Right Anti Semi Join

The logical operation Right Anti Semi Join does not have a corresponding keyword in T-SQL. It is exactly equivalent to a Left Anti Semi Join with the inputs reversed (the optimizer may swap inputs and change the join type when that results in a cheaper plan). It compares each row from the right input to the data in the left input. If at least one match is found, the row from the right input is ignored; it is only returned (unchanged) if no match is found. No data at all from the left input is ever returned, this data is only used to check for existence.

As far as known, SQL Server supports only the “normal” right semi join, not the probed version.

With our sample data, the apples and oranges (and corresponding names) from the right input are not in the results, because they have one or more matching rows in the left input. The banana, though, does not have any match, so this row is in the results. The fruits (and names) from the left input are not returned at all.

Concatenation

The logical operation Concatenation is not actually a true join type, because it doesn’t compare all rows from one input to all rows from the other input. The effect of a Concatenation operation is best described as equivalent to using UNION ALL to combine the results of two query results. The most common physical operator to implement a Concatenation operation is the Concatenation operator, which even supports an unlimited number of inputs. However, one of the join operators (Merge Join) also implements a Concatenation operation.

Unlike “real” join operations, Concatenation does not have a join condition. All rows from both inputs are returned, without doing any kind of comparison.

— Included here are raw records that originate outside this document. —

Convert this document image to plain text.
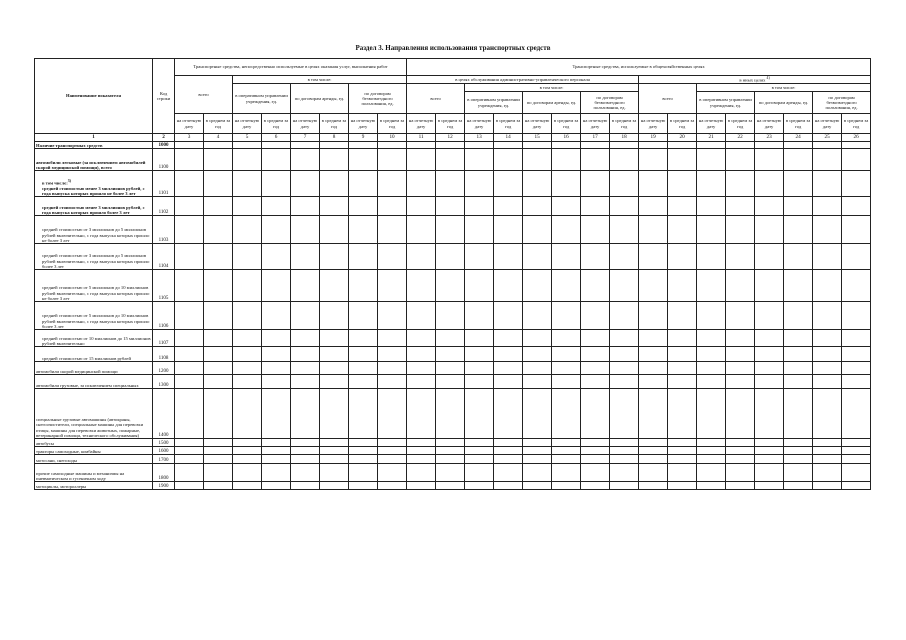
Раздел 3. Направления использования транспортных средств
Наименование показателя	Код строки	Транспортные средства, непосредственно используемые в целях оказания услуг, выполнения работ								Транспортные средства, используемые в общехозяйственных целях															
		всего		в том числе:						в целях обслуживания административно-управленческого персонала								в иных целях $^{4)}$
				в оперативном управлении учреждения, ед.		по договорам аренды, ед.		по договорам безвозмездного пользования, ед.		всего		в том числе:						всего		в том числе:					
												в оперативном управлении учреждения, ед.		по договорам аренды, ед.		по договорам безвозмездного пользования, ед.				в оперативном управлении учреждения, ед.		по договорам аренды, ед.		по договорам безвозмездного пользования, ед.	
		на отчетную дату	в среднем за год	на отчетную дату	в среднем за год	на отчетную дату	в среднем за год	на отчетную дату	в среднем за год	на отчетную дату	в среднем за год	на отчетную дату	в среднем за год	на отчетную дату	в среднем за год	на отчетную дату	в среднем за год	на отчетную дату	в среднем за год	на отчетную дату	в среднем за год	на отчетную дату	в среднем за год	на отчетную дату	в среднем за год
1	2	3	4	5	6	7	8	9	10	11	12	13	14	15	16	17	18	19	20	21	22	23	24	25	26
Наличие транспортных средств	1000																								
автомобили легковые (за исключением автомобилей скорой медицинской помощи), всего	1100																								

в том числе:$^{3)}$
средней стоимостью менее 3 миллионов рублей, с года выпуска которых прошло не более 3 лет	1101																								
средней стоимостью менее 3 миллионов рублей, с года выпуска которых прошло более 3 лет	1102																								
средней стоимостью от 3 миллионов до 5 миллионов рублей включительно, с года выпуска которых прошло не более 3 лет	1103																								
средней стоимостью от 3 миллионов до 5 миллионов рублей включительно, с года выпуска которых прошло более 3 лет	1104																								
средней стоимостью от 5 миллионов до 10 миллионов рублей включительно, с года выпуска которых прошло не более 3 лет	1105																								
средней стоимостью от 5 миллионов до 10 миллионов рублей включительно, с года выпуска которых прошло более 3 лет	1106																								
средней стоимостью от 10 миллионов до 15 миллионов рублей включительно	1107																								
средней стоимостью от 15 миллионов рублей	1108																								
автомобили скорой медицинской помощи	1200																								
автомобили грузовые, за исключением специальных	1300																								
специальные грузовые автомашины (автокраны, снегоочистители, специальные машины для перевозки птицы, машины для перевозки животных, пожарные, ветеринарной помощи, технического обслуживания)	1400																								
автобусы	1500																								
тракторы самоходные, комбайны	1600																								
мотосани, снегоходы	1700																								
прочие самоходные машины и механизмы на пневматическом и гусеничном ходу	1800																								
мотоциклы, мотороллеры	1900																								
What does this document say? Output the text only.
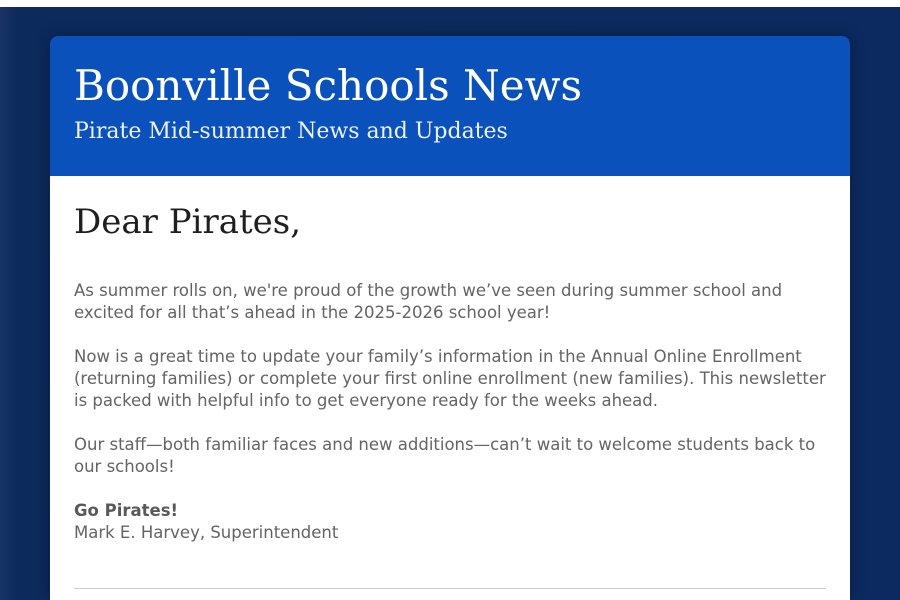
Boonville Schools News

Pirate Mid-summer News and Updates

Dear Pirates,

As summer rolls on, we're proud of the growth we’ve seen during summer school and excited for all that’s ahead in the 2025-2026 school year!

Now is a great time to update your family’s information in the Annual Online Enrollment (returning families) or complete your first online enrollment (new families). This newsletter is packed with helpful info to get everyone ready for the weeks ahead.

Our staff—both familiar faces and new additions—can’t wait to welcome students back to our schools!

Go Pirates!
Mark E. Harvey, Superintendent
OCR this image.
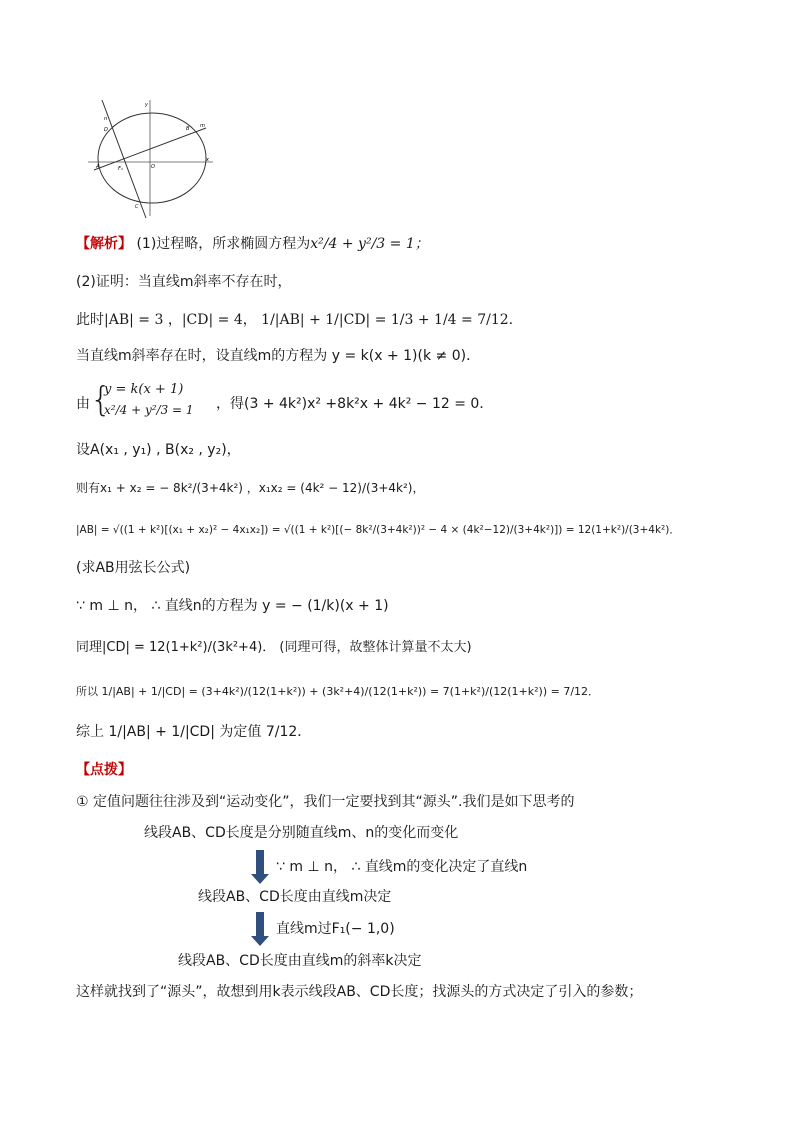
y
x
m
B
D
A	F₁
C
n
O
【解析】 (1)过程略，所求椭圆方程为x²/4 + y²/3 = 1；
(2)证明：当直线m斜率不存在时，
此时|AB| = 3 ，|CD| = 4， 1/|AB| + 1/|CD| = 1/3 + 1/4 = 7/12.
当直线m斜率存在时，设直线m的方程为 y = k(x + 1)(k ≠ 0)．
由 {
y = k(x + 1)
x²/4 + y²/3 = 1 ，得(3 + 4k²)x² +8k²x + 4k² − 12 = 0．
设A(x₁ , y₁) , B(x₂ , y₂)，
则有x₁ + x₂ = − 8k²/(3+4k²) ，x₁x₂ = (4k² − 12)/(3+4k²)，
|AB| = √((1 + k²)[(x₁ + x₂)² − 4x₁x₂]) = √((1 + k²)[(− 8k²/(3+4k²))² − 4 × (4k²−12)/(3+4k²)]) = 12(1+k²)/(3+4k²)．
(求AB用弦长公式)
∵ m ⊥ n， ∴ 直线n的方程为 y = − (1/k)(x + 1)
同理|CD| = 12(1+k²)/(3k²+4)． (同理可得，故整体计算量不太大)
所以 1/|AB| + 1/|CD| = (3+4k²)/(12(1+k²)) + (3k²+4)/(12(1+k²)) = 7(1+k²)/(12(1+k²)) = 7/12．
综上 1/|AB| + 1/|CD| 为定值 7/12．
【点拨】
① 定值问题往往涉及到“运动变化”，我们一定要找到其“源头”.我们是如下思考的
线段AB、CD长度是分别随直线m、n的变化而变化
∵ m ⊥ n， ∴ 直线m的变化决定了直线n
线段AB、CD长度由直线m决定
直线m过F₁(− 1,0)
线段AB、CD长度由直线m的斜率k决定
这样就找到了“源头”，故想到用k表示线段AB、CD长度；找源头的方式决定了引入的参数；
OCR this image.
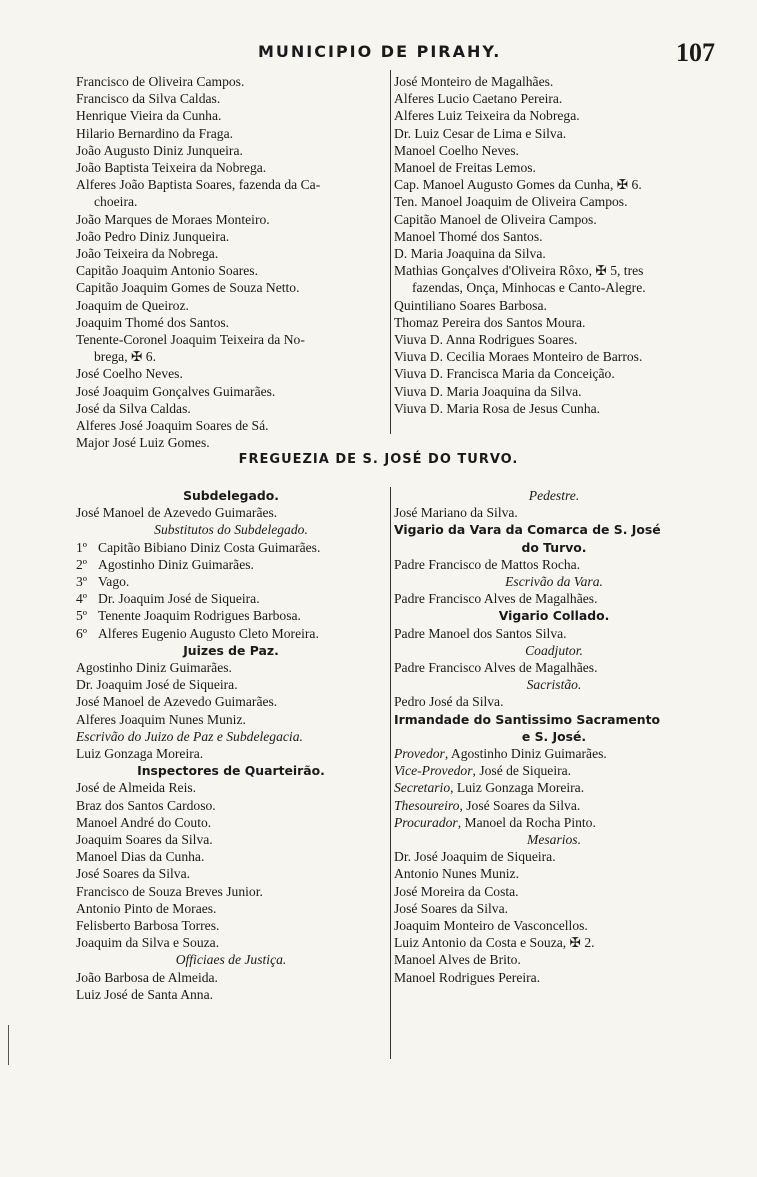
MUNICIPIO DE PIRAHY.	107
Francisco de Oliveira Campos.
Francisco da Silva Caldas.
Henrique Vieira da Cunha.
Hilario Bernardino da Fraga.
João Augusto Diniz Junqueira.
João Baptista Teixeira da Nobrega.
Alferes João Baptista Soares, fazenda da Ca-
choeira.
João Marques de Moraes Monteiro.
João Pedro Diniz Junqueira.
João Teixeira da Nobrega.
Capitão Joaquim Antonio Soares.
Capitão Joaquim Gomes de Souza Netto.
Joaquim de Queiroz.
Joaquim Thomé dos Santos.
Tenente-Coronel Joaquim Teixeira da No-
brega, ✠ 6.
José Coelho Neves.
José Joaquim Gonçalves Guimarães.
José da Silva Caldas.
Alferes José Joaquim Soares de Sá.
Major José Luiz Gomes.
José Monteiro de Magalhães.
Alferes Lucio Caetano Pereira.
Alferes Luiz Teixeira da Nobrega.
Dr. Luiz Cesar de Lima e Silva.
Manoel Coelho Neves.
Manoel de Freitas Lemos.
Cap. Manoel Augusto Gomes da Cunha, ✠ 6.
Ten. Manoel Joaquim de Oliveira Campos.
Capitão Manoel de Oliveira Campos.
Manoel Thomé dos Santos.
D. Maria Joaquina da Silva.
Mathias Gonçalves d'Oliveira Rôxo, ✠ 5, tres
fazendas, Onça, Minhocas e Canto-Alegre.
Quintiliano Soares Barbosa.
Thomaz Pereira dos Santos Moura.
Viuva D. Anna Rodrigues Soares.
Viuva D. Cecilia Moraes Monteiro de Barros.
Viuva D. Francisca Maria da Conceição.
Viuva D. Maria Joaquina da Silva.
Viuva D. Maria Rosa de Jesus Cunha.
FREGUEZIA DE S. JOSÉ DO TURVO.
Subdelegado.
José Manoel de Azevedo Guimarães.
Substitutos do Subdelegado.
1º Capitão Bibiano Diniz Costa Guimarães.
2º Agostinho Diniz Guimarães.
3º Vago.
4º Dr. Joaquim José de Siqueira.
5º Tenente Joaquim Rodrigues Barbosa.
6º Alferes Eugenio Augusto Cleto Moreira.
Juizes de Paz.
Agostinho Diniz Guimarães.
Dr. Joaquim José de Siqueira.
José Manoel de Azevedo Guimarães.
Alferes Joaquim Nunes Muniz.
Escrivão do Juizo de Paz e Subdelegacia.
Luiz Gonzaga Moreira.
Inspectores de Quarteirão.
José de Almeida Reis.
Braz dos Santos Cardoso.
Manoel André do Couto.
Joaquim Soares da Silva.
Manoel Dias da Cunha.
José Soares da Silva.
Francisco de Souza Breves Junior.
Antonio Pinto de Moraes.
Felisberto Barbosa Torres.
Joaquim da Silva e Souza.
Officiaes de Justiça.
João Barbosa de Almeida.
Luiz José de Santa Anna.
Pedestre.
José Mariano da Silva.
Vigario da Vara da Comarca de S. José
do Turvo.
Padre Francisco de Mattos Rocha.
Escrivão da Vara.
Padre Francisco Alves de Magalhães.
Vigario Collado.
Padre Manoel dos Santos Silva.
Coadjutor.
Padre Francisco Alves de Magalhães.
Sacristão.
Pedro José da Silva.
Irmandade do Santissimo Sacramento
e S. José.
Provedor, Agostinho Diniz Guimarães.
Vice-Provedor, José de Siqueira.
Secretario, Luiz Gonzaga Moreira.
Thesoureiro, José Soares da Silva.
Procurador, Manoel da Rocha Pinto.
Mesarios.
Dr. José Joaquim de Siqueira.
Antonio Nunes Muniz.
José Moreira da Costa.
José Soares da Silva.
Joaquim Monteiro de Vasconcellos.
Luiz Antonio da Costa e Souza, ✠ 2.
Manoel Alves de Brito.
Manoel Rodrigues Pereira.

The results from using Concatenation on our two sample sets simply returns all the eight rows: four from the left input and the remaining four from the right.

Union

The logical operation Union is not actually a true join type, because it doesn’t compare all rows from one input to all rows from the other input. The Union operation is equivalent to its T-SQL counterpart, using UNION (without ALL!) to combine the results of two query results and remove duplicates. Queries that use UNION or equivalent constructions usually result in an execution plan that uses a combination of other operators to produce the results, however there are situations where the optimizer will use a Merge Join or Hash Match operator to implement a Union operation.

Unlike “real” join operations, Union does not have a join condition. All rows from both inputs are returned; duplicates are removed based on the full collection of columns.

The results from using Union on our two sample sets is almost the same as for Concatenation. The only difference is that Mark’s Orange, which is included in both input sets, appears only once in the output.

Not visible from our sample data is that any duplicates that are within one of the sets will also be eliminated. I.e. if a second pear for Joey is added to Table_B, the results will not change.